Would You Pay $145,000 for 400 Square Feet?
The quest for affordability pushes boundaries
Ric Edelman: It's Monday, March 11th. On today's show, The Incredible Shrinking House. Go ahead…find a house you can afford if you're young and not making all that much money. You know what you're going to have to do? You're going to have to move way out there. I don't mean into the suburbs, I mean into another state maybe. I know someone in their 30s who's buying his first house currently rents in Rockville, Maryland, a suburb of Washington, DC. Not only can’t he afford to buy a place in DC, he can't afford to buy a place in Rockville either, 20 miles away from DC. He found a house he could afford to buy in West Virginia. He'll have a commute that's more than two hours each way every day. So yeah, moving very far away where land is cheaper is certainly one way you can find a house you can afford. But there's another way too. You can buy an apartment instead. Apartments are usually smaller than single family homes, but we all know that a lot of apartments are pretty darn expensive, depending on their size and location and amenities. And besides, with an apartment, you don't get a backyard for the kids and the dog. Or you can buy a smaller house. Because the cost of houses is directly tied to the size of the house and the lot, the smaller the footprint, the fewer square feet of the house, the less it'll cost, no matter where it is. So exactly how small a house are you willing to live in?
The house I grew up in was about 2400 square feet. It was a split level with four bedrooms, built in 1957, in what was then a new suburban community in South Jersey. It was filled with people who grew up in Philly - my parents - and today, the size of my parent’s house, 2400 square feet, is still the size of the average new home construction in the United States. The problem with affordability is not that houses have gotten bigger and therefore more expensive, it's that houses have simply gotten more expensive without getting bigger. My parents bought their house in 1957 for $19,000, and my dad got a 3% VA loan for 30 years. His mortgage payment was about 80 bucks a month, and he was still paying that 80 bucks a month when I went to college 20 years later in 1976. Today, Zillow says that that house, yeah, it's still there, is worth $527,000. A monthly payment today would be 2500 bucks a month.

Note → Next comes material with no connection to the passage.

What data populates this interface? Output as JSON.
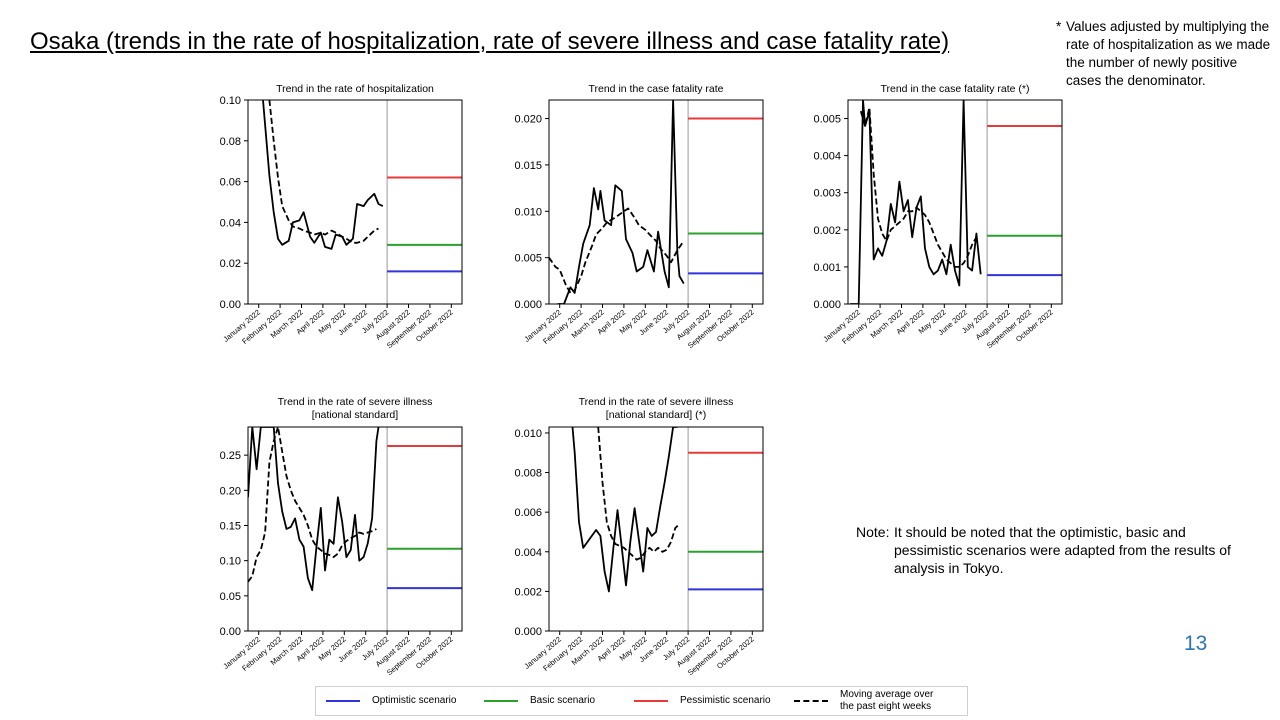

And that's assuming you make a down payment of 10% of $53,000. How many people in their early 30s do you know could pull off that transaction? $53,000 in cash for a house worth $500,000? Not very many young people could do that. And that's the problem. So, guess how builders are now trying to make their houses more affordable? They're making them smaller, I mean small. Welcome to the world of tiny houses. 400 square feet, a 20 by 20-foot house attached to a 20 by 20 foot garage. These things are popping up all over the country. The typical price, $145,000. Who do they appeal to?
Who would want to buy a house that's 400 square feet? Well, how about divorced people or widows? Empty nesters, young couples? These houses are going up on smaller lots. Two instead of a backyard, there's a side yard. You get a kitchen bar instead of a dining room. Is this really the shape of housing for the future? A home that's not much bigger than your dorm room was? Is this the American dream? When your kids ask you for help buying their first house? Or hey, for you financial advisors, when your clients tell you that they want to help their kids buy their first house, is suggesting that they live in a 400 square foot house something you'd mention? I guess we have to. The idea might be quickly dismissed, or it might be genuinely considered. And if it is, remember this some builders will put that 400 or 500 square foot house anywhere you want, like in Mom or Dad's backyard. Land is one of the biggest parts of the cost of homes. So, if you use land you already have, you really knock down the cost. My point is that we can't assume that we're going to do things in the future the way we did them in the past. What worked for you when you bought your first house, what worked for my dad when he bought his in 1957 isn't necessarily going to work for your kids or your clients’ kids today, so be willing to think imaginatively and consider all options slowly, carefully, and thoughtfully. You just might decide that where you live in the future isn't in a place that in the past, you ever would have imagined. On tomorrow's show, crypto taxation.